Key factors for investors to track include:
The regulatory framework for buy-now-pay-later providers has evolved significantly, with the CFPB’s interpretive rule establishing BNPL lender compliance requirements under the Truth in Lending Act similar to traditional credit card issuers.
- ABS funding spreads for signs of stress or continued tightening, indicating favourable capital market conditions
- GMV growth sustainability above 30%, demonstrating resilient consumer demand and merchant adoption
- Margin expansion progress, particularly in retained loan and transaction margins moving towards the 3.5%-4.0% range
- Competitive dynamics in the BNPL space, including funding access and market share trends among peers
- Broader private credit market conditions, which could impact funding availability and cost
As competitive dynamics in the BNPL space evolve, emerging players are combining traditional instalment lending with DeFi yields and AI-driven financial guidance, potentially reshaping the competitive landscape Affirm operates within.
The upgrade positions Affirm as Morgan Stanley’s highest conviction idea in fintech, with the $76 price target representing 27% upside potential.

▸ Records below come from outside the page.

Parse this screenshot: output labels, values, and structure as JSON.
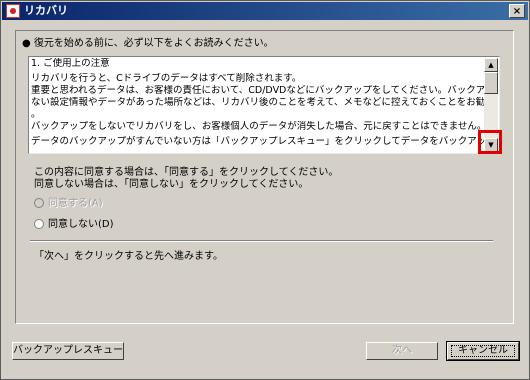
{
  "window": {
    "title": "リカバリ",
    "close_label": "×"
  },
  "intro_text": "● 復元を始める前に、必ず以下をよくお読みください。",
  "notice": {
    "lines": [
      "1. ご使用上の注意",
      "リカバリを行うと、Cドライブのデータはすべて削除されます。",
      "重要と思われるデータは、お客様の責任において、CD/DVDなどにバックアップをしてください。バックアップでき",
      "ない設定情報やデータがあった場所などは、リカバリ後のことを考えて、メモなどに控えておくことをお勧めします",
      "。",
      "バックアップをしないでリカバリをし、お客様個人のデータが消失した場合、元に戻すことはできません。",
      "データのバックアップがすんでいない方は「バックアップレスキュー」をクリックしてデータをバックアップしてくださ"
    ],
    "scroll_up_icon": "▲",
    "scroll_down_icon": "▼"
  },
  "agree_instructions": [
    "この内容に同意する場合は、「同意する」をクリックしてください。",
    "同意しない場合は、「同意しない」をクリックしてください。"
  ],
  "options": {
    "agree_label": "同意する(A)",
    "disagree_label": "同意しない(D)",
    "selected": "disagree"
  },
  "next_hint": "「次へ」をクリックすると先へ進みます。",
  "buttons": {
    "backup_rescue": "バックアップレスキュー",
    "next": "次へ",
    "cancel": "キャンセル"
  }
}
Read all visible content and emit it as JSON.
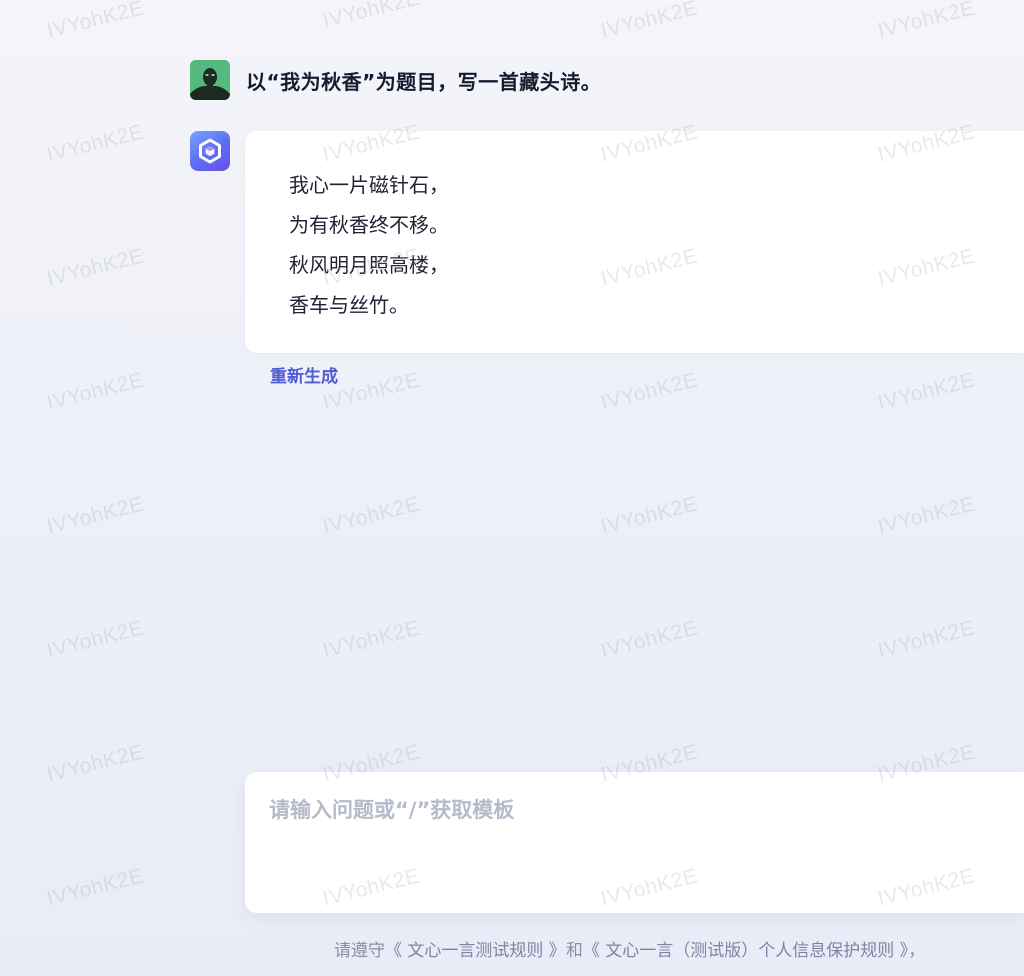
{
  "conversation": {
    "user_message": "以“我为秋香”为题目，写一首藏头诗。",
    "answer": {
      "lines": [
        "我心一片磁针石，",
        "为有秋香终不移。",
        "秋风明月照高楼，",
        "香车与丝竹。"
      ]
    },
    "regenerate_label": "重新生成"
  },
  "input": {
    "placeholder": "请输入问题或“/”获取模板",
    "value": ""
  },
  "footer": {
    "prefix": "请遵守",
    "link_rules": "《 文心一言测试规则 》",
    "conjunction": "和",
    "link_privacy": "《 文心一言（测试版）个人信息保护规则 》",
    "suffix": "，"
  },
  "watermark": {
    "text": "IVYohK2E"
  },
  "colors": {
    "accent": "#4f5bd5",
    "user_avatar": "#3a9e67",
    "bot_avatar": "#5b6cf2",
    "placeholder": "#b7bacb"
  },
  "icons": {
    "user_avatar": "person-silhouette-icon",
    "bot_avatar": "ernie-bot-cube-icon"
  }
}
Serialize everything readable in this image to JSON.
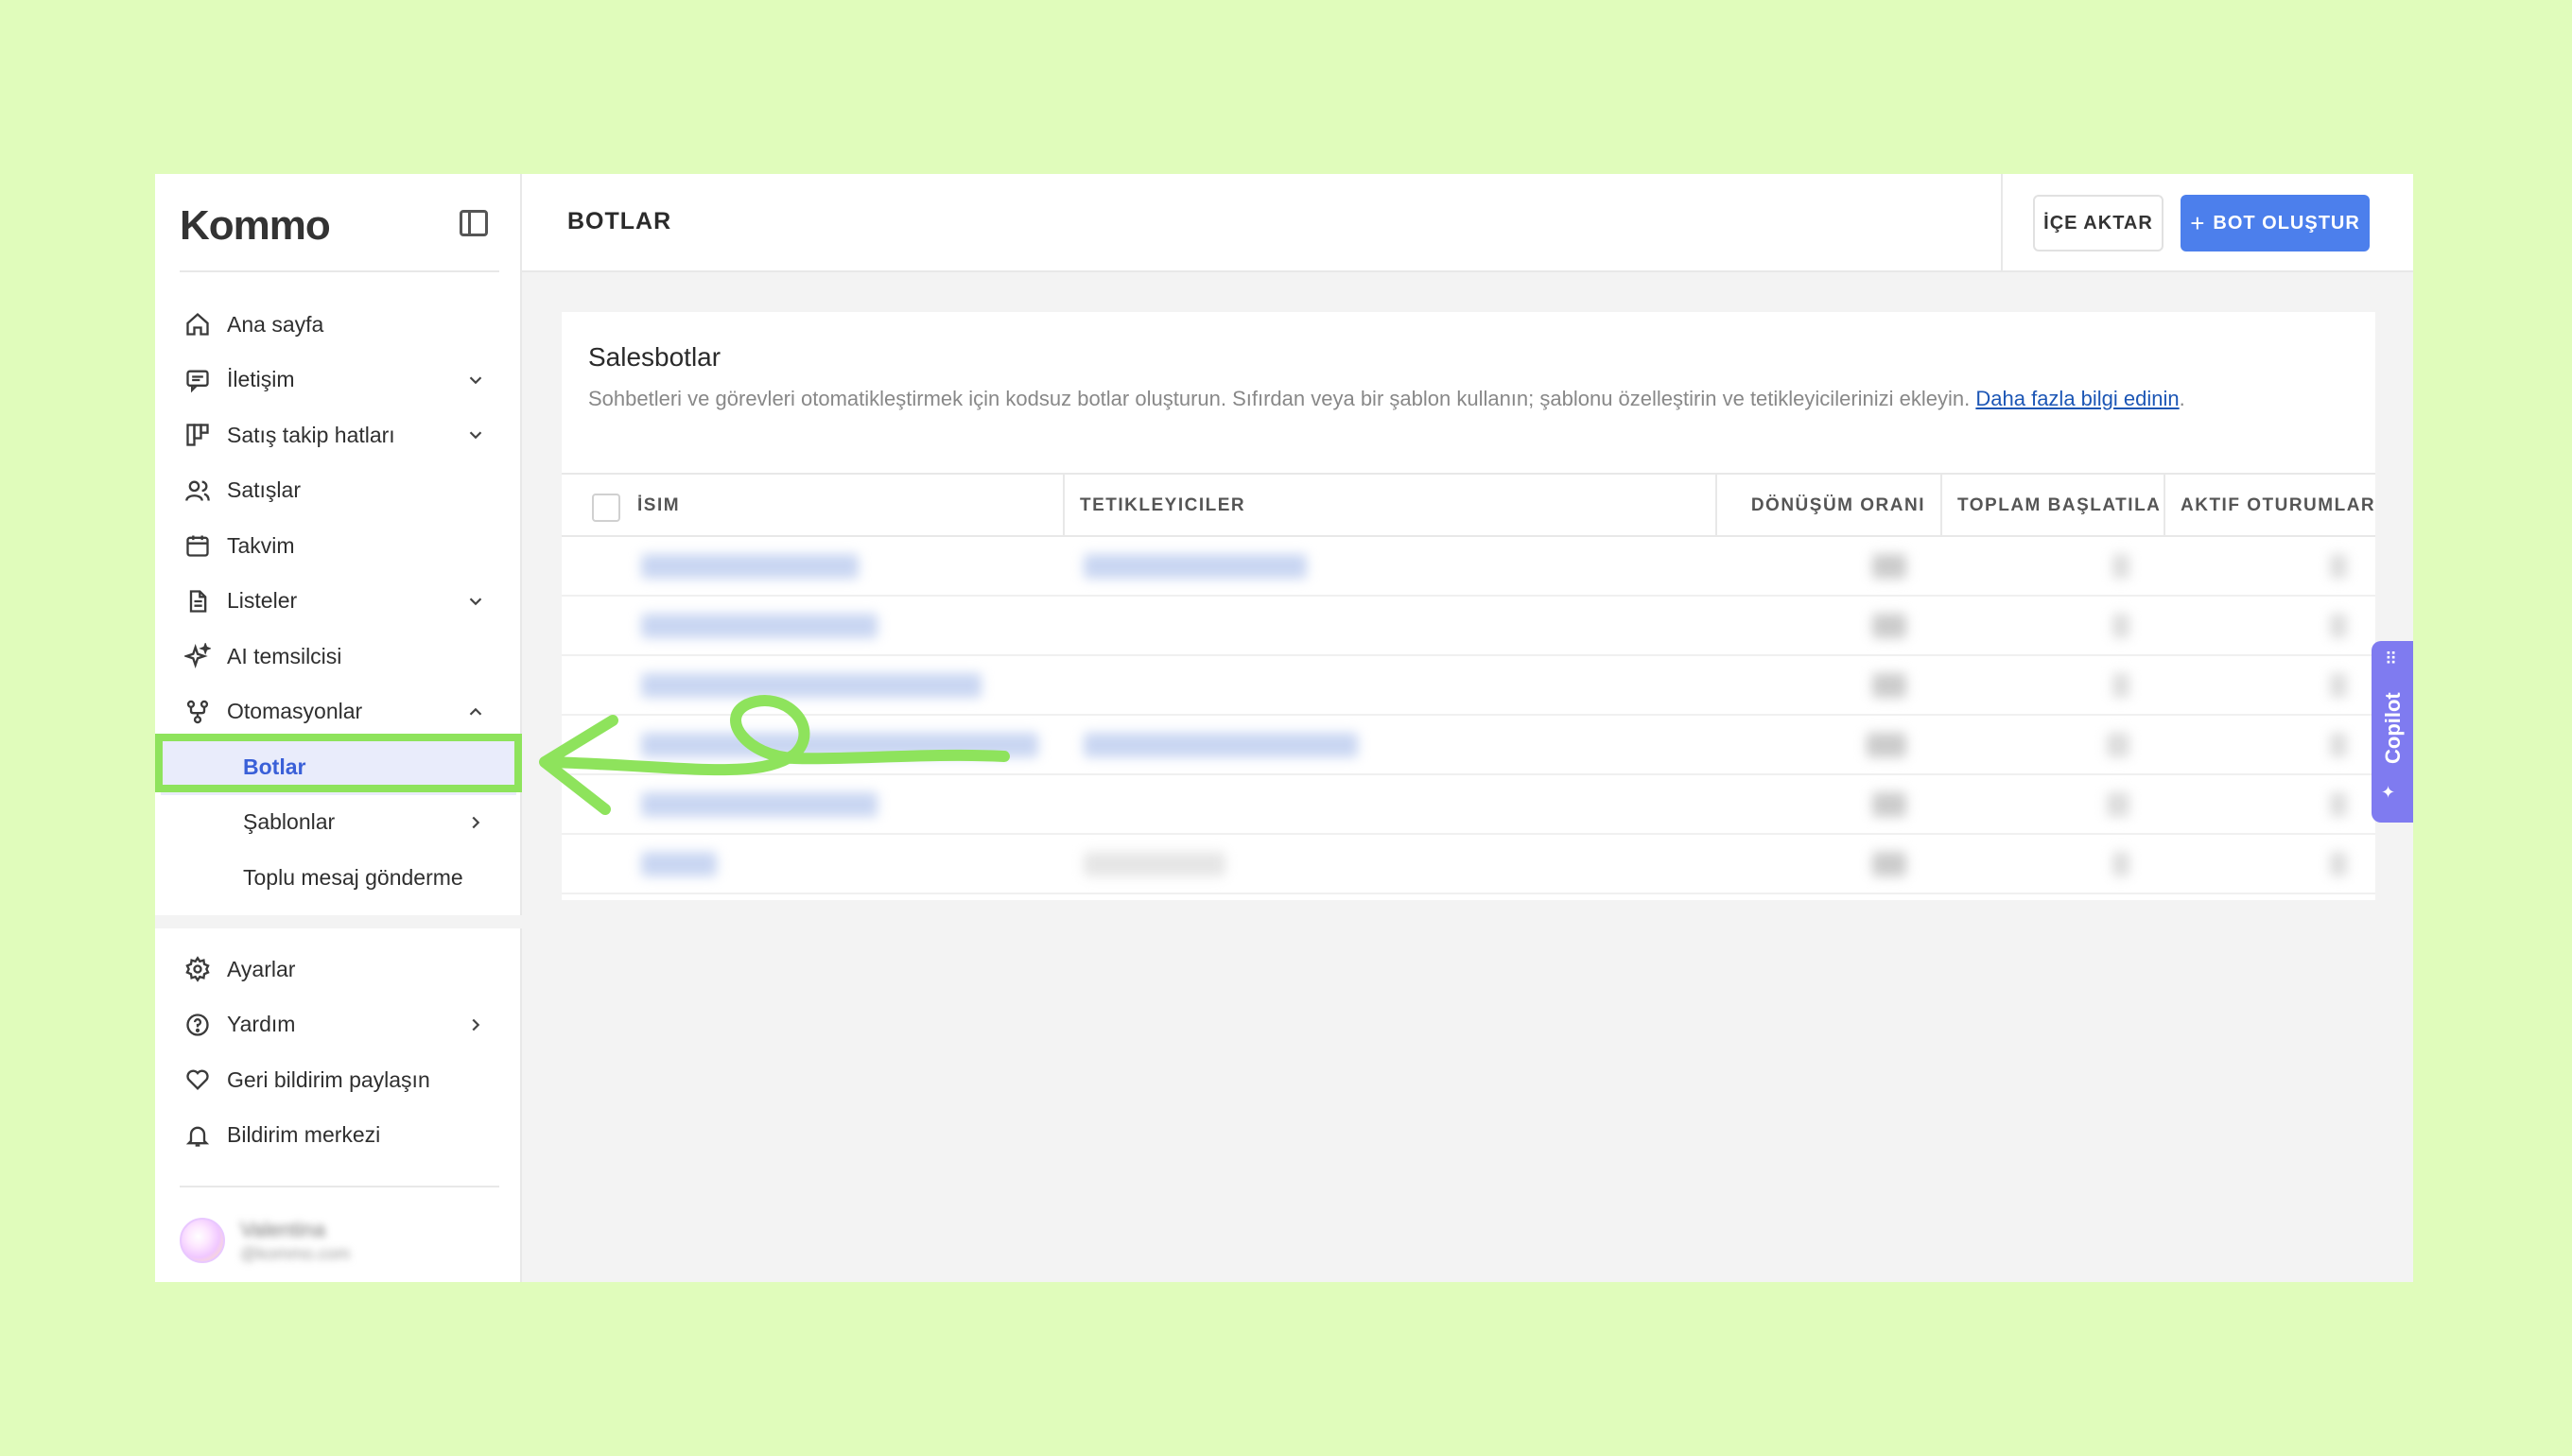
{
  "app": {
    "logo": "Kommo"
  },
  "sidebar": {
    "items": [
      {
        "label": "Ana sayfa",
        "icon": "home-icon"
      },
      {
        "label": "İletişim",
        "icon": "chat-icon",
        "chevron": "down"
      },
      {
        "label": "Satış takip hatları",
        "icon": "pipeline-icon",
        "chevron": "down"
      },
      {
        "label": "Satışlar",
        "icon": "users-icon"
      },
      {
        "label": "Takvim",
        "icon": "calendar-icon"
      },
      {
        "label": "Listeler",
        "icon": "document-icon",
        "chevron": "down"
      },
      {
        "label": "AI temsilcisi",
        "icon": "sparkles-icon"
      },
      {
        "label": "Otomasyonlar",
        "icon": "automation-icon",
        "chevron": "up"
      }
    ],
    "subitems": [
      {
        "label": "Botlar",
        "active": true
      },
      {
        "label": "Şablonlar",
        "chevron": "right"
      },
      {
        "label": "Toplu mesaj gönderme"
      }
    ],
    "bottom_items": [
      {
        "label": "Ayarlar",
        "icon": "gear-icon"
      },
      {
        "label": "Yardım",
        "icon": "help-icon",
        "chevron": "right"
      },
      {
        "label": "Geri bildirim paylaşın",
        "icon": "heart-icon"
      },
      {
        "label": "Bildirim merkezi",
        "icon": "bell-icon"
      }
    ],
    "user": {
      "name": "Valentina",
      "subtitle": "@kommo.com"
    }
  },
  "header": {
    "title": "BOTLAR",
    "import_label": "İÇE AKTAR",
    "create_label": "BOT OLUŞTUR"
  },
  "card": {
    "title": "Salesbotlar",
    "description": "Sohbetleri ve görevleri otomatikleştirmek için kodsuz botlar oluşturun. Sıfırdan veya bir şablon kullanın; şablonu özelleştirin ve tetikleyicilerinizi ekleyin. ",
    "link_text": "Daha fazla bilgi edinin",
    "link_suffix": "."
  },
  "table": {
    "columns": [
      "İSIM",
      "TETIKLEYICILER",
      "DÖNÜŞÜM ORANI",
      "TOPLAM BAŞLATILA",
      "AKTIF OTURUMLAR"
    ]
  },
  "copilot": {
    "label": "Copilot"
  },
  "colors": {
    "accent": "#4c7fec",
    "highlight": "#8ee35c",
    "background": "#e0fcbb",
    "copilot": "#7f7bf0"
  }
}
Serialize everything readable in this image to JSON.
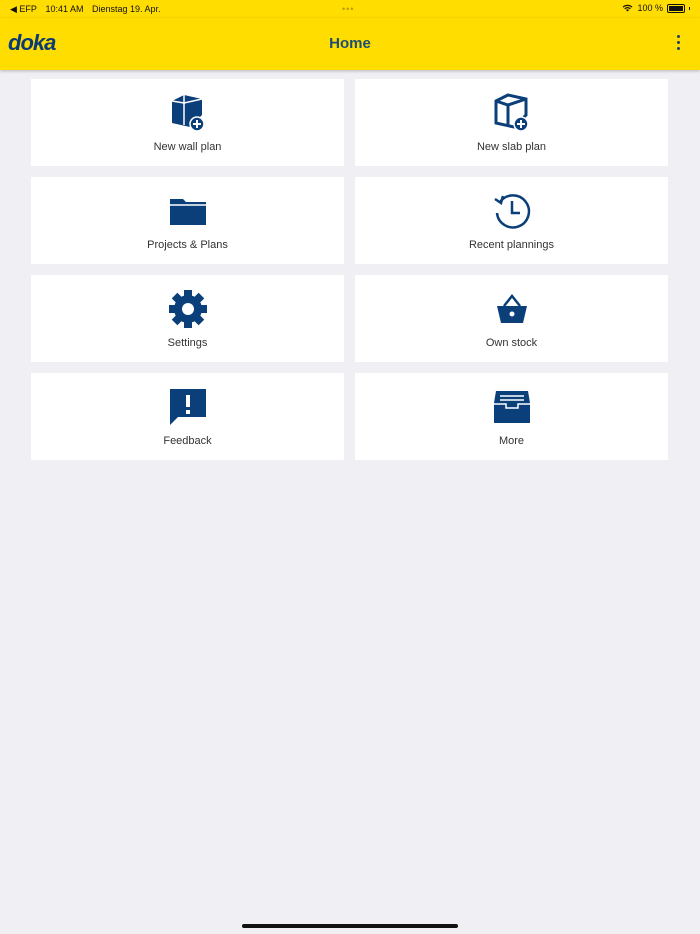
{
  "status_bar": {
    "back_app": "◀ EFP",
    "time": "10:41 AM",
    "date": "Dienstag 19. Apr.",
    "battery": "100 %"
  },
  "navbar": {
    "logo": "doka",
    "title": "Home"
  },
  "tiles": [
    {
      "label": "New wall plan",
      "icon": "wall-plan-add-icon"
    },
    {
      "label": "New slab plan",
      "icon": "slab-plan-add-icon"
    },
    {
      "label": "Projects & Plans",
      "icon": "folder-icon"
    },
    {
      "label": "Recent plannings",
      "icon": "history-icon"
    },
    {
      "label": "Settings",
      "icon": "gear-icon"
    },
    {
      "label": "Own stock",
      "icon": "basket-icon"
    },
    {
      "label": "Feedback",
      "icon": "feedback-icon"
    },
    {
      "label": "More",
      "icon": "archive-box-icon"
    }
  ],
  "colors": {
    "brand_yellow": "#ffdd00",
    "icon_blue": "#0b3f7a",
    "background": "#efeff4"
  }
}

Investors should assess whether they agree with the funding environment thesis and growth sustainability assumptions underpinning the bullish call.
> Disclaimer
> This article is for informational purposes only and should not be considered financial advice. Investors should conduct their own research and consult with financial professionals before making investment decisions.
Frequently Asked Questions
What does Morgan Stanley's Top Pick rating mean for Affirm stock?
Top Pick is Morgan Stanley's highest conviction designation within a sector, ranking above a standard Overweight rating and signalling the analyst believes Affirm offers the best risk-reward profile among fintech coverage.
What is the price target Morgan Stanley set for Affirm (AFRM)?
Morgan Stanley analyst James Faucette set a $76 price target for Affirm, implying approximately 27% upside from recent trading levels and a valuation of roughly 24 times fiscal 2028 GAAP earnings per share.
Why did Morgan Stanley upgrade Affirm to Top Pick in April 2026?
Morgan Stanley upgraded Affirm because it believes private credit concerns weighing on BNPL stocks are overdone, funding conditions are improving with tightening ABS spreads, and the company is on track to sustain over 30% GMV growth while expanding profitability margins.
What should investors watch ahead of Affirm's May 2026 Investor Forum?
Investors should monitor management guidance on GMV growth scenarios, updated adjusted operating income margin targets, raised retained loan and transaction margin guidance toward the 3.5%-4.0% range, and any introduction of fiscal 2028 GAAP EPS targets in the $2.50-$3.00 range or higher.
How do ABS funding conditions affect Affirm's profitability?
Affirm relies on asset-backed security markets to finance its loan portfolios, so tighter ABS spreads translate directly into lower funding costs and better margins; Morgan Stanley currently characterises the funding backdrop as constructive, with two-year spreads at 80 basis points and three-year spreads tightening to 95 basis points.